Scottish hotel revenue and occupancy wavered in January -BDO
Scottish hotel revenue and occupancy wavered in January according to the latest report on the sector from accountants BDO.
The firm’s monthly hotel survey found that year-on-year revenue (the industry term for rooms yield) rose 4.2 per cent to £35.58 in Scotland compared to an increase of 12.8 per cent in regional UK to £33.69; a rise of 14.2 per cent in England to £33.40 and an increase of 14.8 per cent to £28.15 in Wales.
Occupancy dipped 1.0 per cent in Scotland compared to an increase of 4.6 per cent in regional UK; up 5.3 per cent in England and 7.3 per cent in Wales.
Aberdeen was the sole Scottish city to record an increase in occupancy up 1.3 per cent to 65.3 per cent. Revenue was £60.25 in Aberdeen which was the highest in the UK outside London and streets ahead of the next highest city revenue which was in Milton Keynes at £47.31.
Inverness revenue grew the greatest at 18.3 per cent largely due to the city hosting the Scottish student championship whilst Glasgow also held up well with an 8.9 per cent rise to £34.56.
Alastair Rae, a partner in the Property, Leisure and Hospitality sector at BDO, said: “January is, traditionally, a quiet month for the hospitality sector as the leisure market drops dramatically. For Aberdeen, whose revenue is largely business-based, this did not occur and, indeed surprisingly increased at a time when the expectation is that the city will start to experience a reduction due to the declining oil price.”
“Any increase in revenue in January is welcome as it is a difficult month to attract custom. Despite the relatively small increase in revenue in Scotland it remains the highest figure of the any of the UK countries so, whilst the numbers may indicate standing still, it is from a pretty high base figure.”
Mr Rae continued: “Glasgow’s increased revenue was notable as it was based on conference and events which continue to prove a successful formula for the city. Events included Shelter’s homelessness conference and a conference for occupational psychologists. Inverness’ hospitality sector attracted a major event which improved the month’s figures proving the worth of bringing in outside events during the quietest periods of the year.”

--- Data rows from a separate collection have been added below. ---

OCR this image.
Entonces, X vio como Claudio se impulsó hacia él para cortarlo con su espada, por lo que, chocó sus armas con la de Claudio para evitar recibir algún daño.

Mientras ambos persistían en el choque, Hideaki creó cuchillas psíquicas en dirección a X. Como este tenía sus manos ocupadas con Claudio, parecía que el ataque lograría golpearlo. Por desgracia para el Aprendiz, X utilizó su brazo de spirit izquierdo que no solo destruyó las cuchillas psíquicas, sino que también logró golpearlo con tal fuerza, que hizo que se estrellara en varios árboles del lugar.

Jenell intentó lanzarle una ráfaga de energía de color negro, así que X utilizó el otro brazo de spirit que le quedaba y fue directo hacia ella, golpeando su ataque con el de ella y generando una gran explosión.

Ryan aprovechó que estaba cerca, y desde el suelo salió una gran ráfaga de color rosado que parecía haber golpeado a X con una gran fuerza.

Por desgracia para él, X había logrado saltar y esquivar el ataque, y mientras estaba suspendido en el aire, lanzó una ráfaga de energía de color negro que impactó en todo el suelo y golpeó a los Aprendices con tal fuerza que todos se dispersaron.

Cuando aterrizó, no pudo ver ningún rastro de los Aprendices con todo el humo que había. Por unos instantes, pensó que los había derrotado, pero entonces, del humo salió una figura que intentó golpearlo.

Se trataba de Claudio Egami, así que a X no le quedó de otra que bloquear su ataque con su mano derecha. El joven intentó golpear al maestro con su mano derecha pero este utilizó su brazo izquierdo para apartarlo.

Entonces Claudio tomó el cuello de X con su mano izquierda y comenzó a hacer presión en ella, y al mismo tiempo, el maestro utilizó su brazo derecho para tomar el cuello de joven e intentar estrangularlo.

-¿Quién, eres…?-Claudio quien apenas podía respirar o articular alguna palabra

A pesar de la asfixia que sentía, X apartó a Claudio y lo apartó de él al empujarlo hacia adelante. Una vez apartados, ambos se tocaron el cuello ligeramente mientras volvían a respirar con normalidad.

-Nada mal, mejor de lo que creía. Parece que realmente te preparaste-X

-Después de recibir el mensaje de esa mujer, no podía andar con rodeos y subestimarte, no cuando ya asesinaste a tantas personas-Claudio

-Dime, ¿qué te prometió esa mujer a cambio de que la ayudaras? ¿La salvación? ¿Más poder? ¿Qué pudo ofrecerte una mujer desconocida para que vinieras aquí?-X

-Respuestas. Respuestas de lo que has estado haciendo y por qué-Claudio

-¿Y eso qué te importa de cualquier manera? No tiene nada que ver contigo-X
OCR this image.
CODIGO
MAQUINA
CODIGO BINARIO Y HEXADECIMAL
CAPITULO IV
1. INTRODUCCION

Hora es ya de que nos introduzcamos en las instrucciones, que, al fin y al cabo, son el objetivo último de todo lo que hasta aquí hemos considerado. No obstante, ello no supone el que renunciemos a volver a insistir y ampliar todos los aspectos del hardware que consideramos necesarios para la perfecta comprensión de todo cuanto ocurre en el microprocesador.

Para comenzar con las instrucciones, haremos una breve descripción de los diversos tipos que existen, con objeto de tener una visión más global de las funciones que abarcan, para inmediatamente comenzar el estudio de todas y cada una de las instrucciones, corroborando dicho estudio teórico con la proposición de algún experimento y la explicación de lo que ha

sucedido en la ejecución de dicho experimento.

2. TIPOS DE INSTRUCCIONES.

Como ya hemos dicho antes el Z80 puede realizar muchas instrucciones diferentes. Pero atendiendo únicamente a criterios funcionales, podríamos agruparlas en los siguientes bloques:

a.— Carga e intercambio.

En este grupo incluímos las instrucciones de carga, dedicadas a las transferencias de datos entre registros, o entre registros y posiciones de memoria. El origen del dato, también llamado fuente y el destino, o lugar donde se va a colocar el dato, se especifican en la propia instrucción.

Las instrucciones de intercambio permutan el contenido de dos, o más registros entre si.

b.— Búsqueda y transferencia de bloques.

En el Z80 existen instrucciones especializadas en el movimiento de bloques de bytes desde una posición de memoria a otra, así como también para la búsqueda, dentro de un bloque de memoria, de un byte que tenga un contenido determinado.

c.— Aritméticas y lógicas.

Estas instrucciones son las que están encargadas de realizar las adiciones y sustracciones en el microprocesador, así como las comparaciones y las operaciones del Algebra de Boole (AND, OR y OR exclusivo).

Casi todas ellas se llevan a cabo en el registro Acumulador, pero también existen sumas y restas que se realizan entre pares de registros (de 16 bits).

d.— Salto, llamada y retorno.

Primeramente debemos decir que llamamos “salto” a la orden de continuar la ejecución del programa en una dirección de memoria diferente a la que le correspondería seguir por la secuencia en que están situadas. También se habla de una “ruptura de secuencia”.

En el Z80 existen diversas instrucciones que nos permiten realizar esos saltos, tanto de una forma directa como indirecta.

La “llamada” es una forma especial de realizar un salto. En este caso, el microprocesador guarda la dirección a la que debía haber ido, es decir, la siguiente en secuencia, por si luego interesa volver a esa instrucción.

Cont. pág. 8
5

He concluded: “One month’s figures are not a trend and January is clearly a hangover month in which leisure travellers reign in spending following the festive financial excesses. I believe that this year will continue to be positive for the sector although there remains a question mark in Aberdeen as the oil and gas sector begins to re-evaluate its position.”
This hotel trends survey has been published since the early 1970s and features a broad range of hotels in the 3 – 4 star categories.